12-heteropolymolybdates as catalysts for vapor-phase oxidative dehydrogenation of isobutyric acid: I. Alkali and alkaline-earth metal salts

Abstract

The effects of cations and heteroatoms on the catalytic activity and selectivity of 12-heteropolymolybdates, as catalysts, have been investigated in the vapor-phase oxidative dehydrogenation of isobutyric acid. The conversion of isobutyric acid at 300 °C increased with decreasing electronegativity of the cations (H +, alkali, and alkaline-earth metal ions) and the heteroatoms (P 5+, As 5+, and Si 4+), whereas it decreased with the change in the nature of the cations at 250 °C. The yield ratio (acetone/methacrylic acid) at 300 °C showed a behavior similar to the conversion, but the ratio was maximum over lithium and strontium salts. On the other hand, the electron affinity of Mo 6+ in these 12-heteropolymolybdate-type catalysts paralleled the electronegativity of the cations and the heteroatoms, and the reactivity of Mo 5+ to gaseous oxygen increased with decreasing electronegativity of these catalyst components (cations and heteroatoms).
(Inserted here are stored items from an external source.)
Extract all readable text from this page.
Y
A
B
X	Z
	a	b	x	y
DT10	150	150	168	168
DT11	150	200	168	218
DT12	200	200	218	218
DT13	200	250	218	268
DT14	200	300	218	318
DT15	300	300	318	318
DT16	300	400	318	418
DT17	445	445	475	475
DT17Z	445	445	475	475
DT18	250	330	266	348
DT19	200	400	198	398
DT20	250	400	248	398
These results are discussed as the effects of these catalyst components on the electrochemical properties of the molybdenum atom, and the catalytic results obtained are explained on the basis of the exclusive participation of the lattice oxygen, the strength of molybdenum-oxygen bond, and the acid-base properties of the catalyst. It is shown that the molybdenum-oxygen bond is weakened as the catalyst components become less electronegative.